Tax Fraud and Innocent Spouses

On October 10, 2012, in Divorce, Family Law, by Jason Mays, Esq.

Innocent Spouse Doctrine

Tax Fraud and Innocent Spouses

Generally, when spouses file tax returns jointly, each spouse is liable for any understatement on the jointly filed return.  This means that, for example, a husband will be held liable if his wife understates her income, and vice-versa.  In a sense, this places a burden on each spouse to ensure that the other spouse’s income is reported correctly.
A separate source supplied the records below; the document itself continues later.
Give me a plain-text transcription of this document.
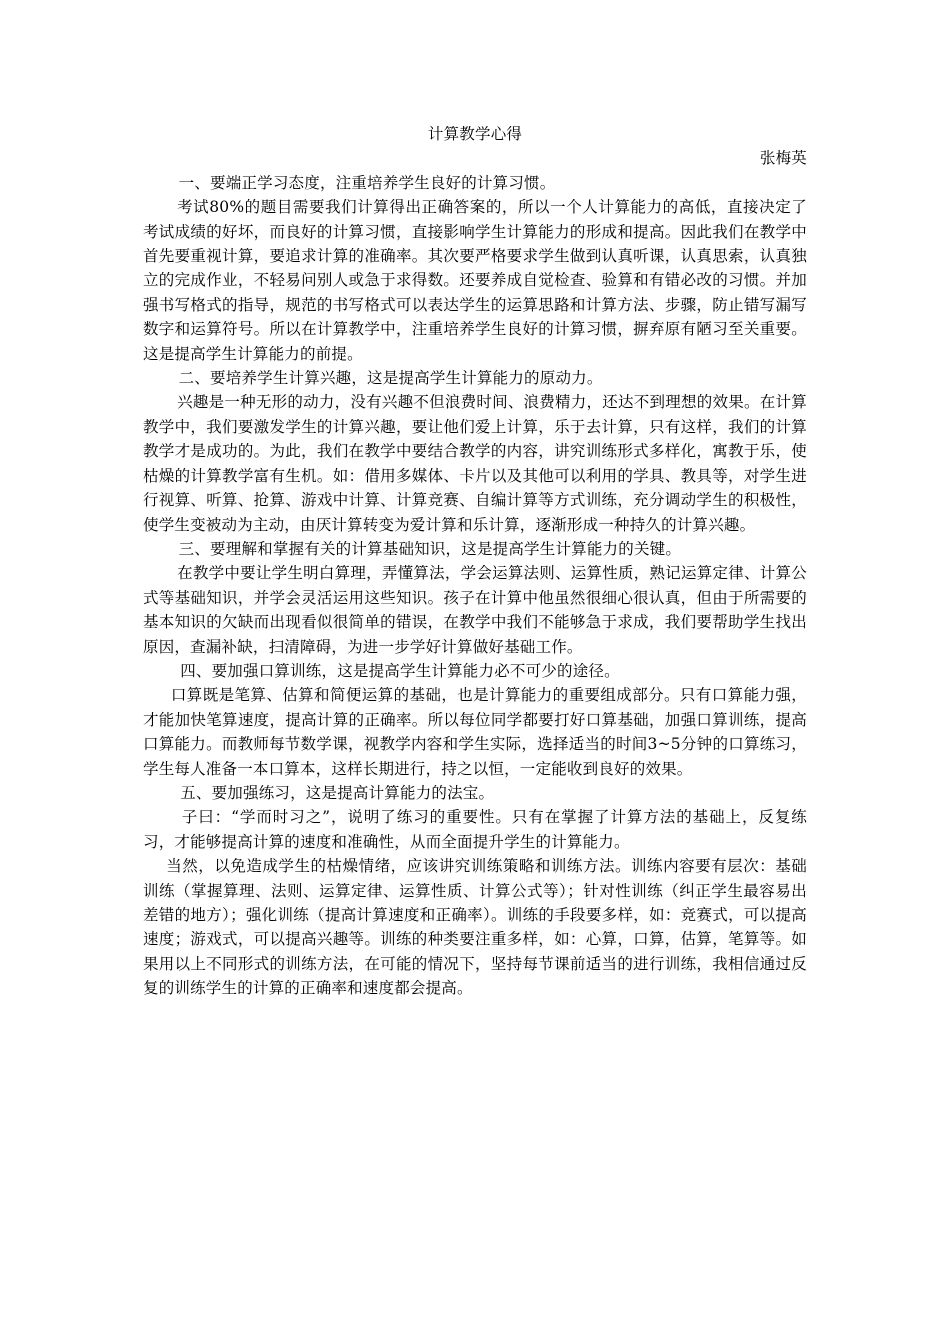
计算教学心得

张梅英

一、要端正学习态度，注重培养学生良好的计算习惯。

考试80%的题目需要我们计算得出正确答案的，所以一个人计算能力的高低，直接决定了考试成绩的好坏，而良好的计算习惯，直接影响学生计算能力的形成和提高。因此我们在教学中首先要重视计算，要追求计算的准确率。其次要严格要求学生做到认真听课，认真思索，认真独立的完成作业，不轻易问别人或急于求得数。还要养成自觉检查、验算和有错必改的习惯。并加强书写格式的指导，规范的书写格式可以表达学生的运算思路和计算方法、步骤，防止错写漏写数字和运算符号。所以在计算教学中，注重培养学生良好的计算习惯，摒弃原有陋习至关重要。这是提高学生计算能力的前提。

二、要培养学生计算兴趣，这是提高学生计算能力的原动力。

兴趣是一种无形的动力，没有兴趣不但浪费时间、浪费精力，还达不到理想的效果。在计算教学中，我们要激发学生的计算兴趣，要让他们爱上计算，乐于去计算，只有这样，我们的计算教学才是成功的。为此，我们在教学中要结合教学的内容，讲究训练形式多样化，寓教于乐，使枯燥的计算教学富有生机。如：借用多媒体、卡片以及其他可以利用的学具、教具等，对学生进行视算、听算、抢算、游戏中计算、计算竞赛、自编计算等方式训练，充分调动学生的积极性，使学生变被动为主动，由厌计算转变为爱计算和乐计算，逐渐形成一种持久的计算兴趣。

三、要理解和掌握有关的计算基础知识，这是提高学生计算能力的关键。

在教学中要让学生明白算理，弄懂算法，学会运算法则、运算性质，熟记运算定律、计算公式等基础知识，并学会灵活运用这些知识。孩子在计算中他虽然很细心很认真，但由于所需要的基本知识的欠缺而出现看似很简单的错误，在教学中我们不能够急于求成，我们要帮助学生找出原因，查漏补缺，扫清障碍，为进一步学好计算做好基础工作。

四、要加强口算训练，这是提高学生计算能力必不可少的途径。

口算既是笔算、估算和简便运算的基础，也是计算能力的重要组成部分。只有口算能力强，才能加快笔算速度，提高计算的正确率。所以每位同学都要打好口算基础，加强口算训练，提高口算能力。而教师每节数学课，视教学内容和学生实际，选择适当的时间3~5分钟的口算练习，学生每人准备一本口算本，这样长期进行，持之以恒，一定能收到良好的效果。

五、要加强练习，这是提高计算能力的法宝。

子曰：“学而时习之”，说明了练习的重要性。只有在掌握了计算方法的基础上，反复练习，才能够提高计算的速度和准确性，从而全面提升学生的计算能力。

当然，以免造成学生的枯燥情绪，应该讲究训练策略和训练方法。训练内容要有层次：基础训练（掌握算理、法则、运算定律、运算性质、计算公式等）；针对性训练（纠正学生最容易出差错的地方）；强化训练（提高计算速度和正确率）。训练的手段要多样，如：竞赛式，可以提高速度；游戏式，可以提高兴趣等。训练的种类要注重多样，如：心算，口算，估算，笔算等。如果用以上不同形式的训练方法，在可能的情况下，坚持每节课前适当的进行训练，我相信通过反复的训练学生的计算的正确率和速度都会提高。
But what if one spouse hides income from the other?  Individuals that can convince a court that they did not know of their spouse’s unreported income when they filed the return may be considered “innocent.”  Innocent spouses will not be prosecuted by the taxing authority.  But if the innocent spouse benefits from the unreported income, that spouse still may have to contribute to the tax debt.  Additionally, in a divorce action, a matrimonial court may distribute liability for the debt between the spouses without regard to the innocent spouse rule.

Long Island Divorce Attorneys

If you have any questions about Family Law, Divorce, or other legal issues, the attorneys at the Law Firm of Vaughn, Weber & Prakope, PLLC can help.  Call our office at 516-858-2620 today.

Divorce and Temporary Maintenance Awards

On May 3, 2012, in Divorce, Family Law, by John A. Weber IV, ESQ.

Temporary Maintenance Awards During Divorce.

Divorce actions can take years to resolve. During the course of a long proceeding, a financially dependent spouse, suddenly cut off from the other spouse’s support, may have a hard time making ends meet, even though that spouse should (and will eventually) be awarded support payments from the wealthier spouse. New York law allows a remedy for such situations. Courts may order a wealthy spouse to make payments to a financially dependent spouse until the divorce action is resolved and more permanent payments are determined. Such a payment is called “temporary maintenance,” and is calculated according to a formula set out in New York’s Domestic Relations Law.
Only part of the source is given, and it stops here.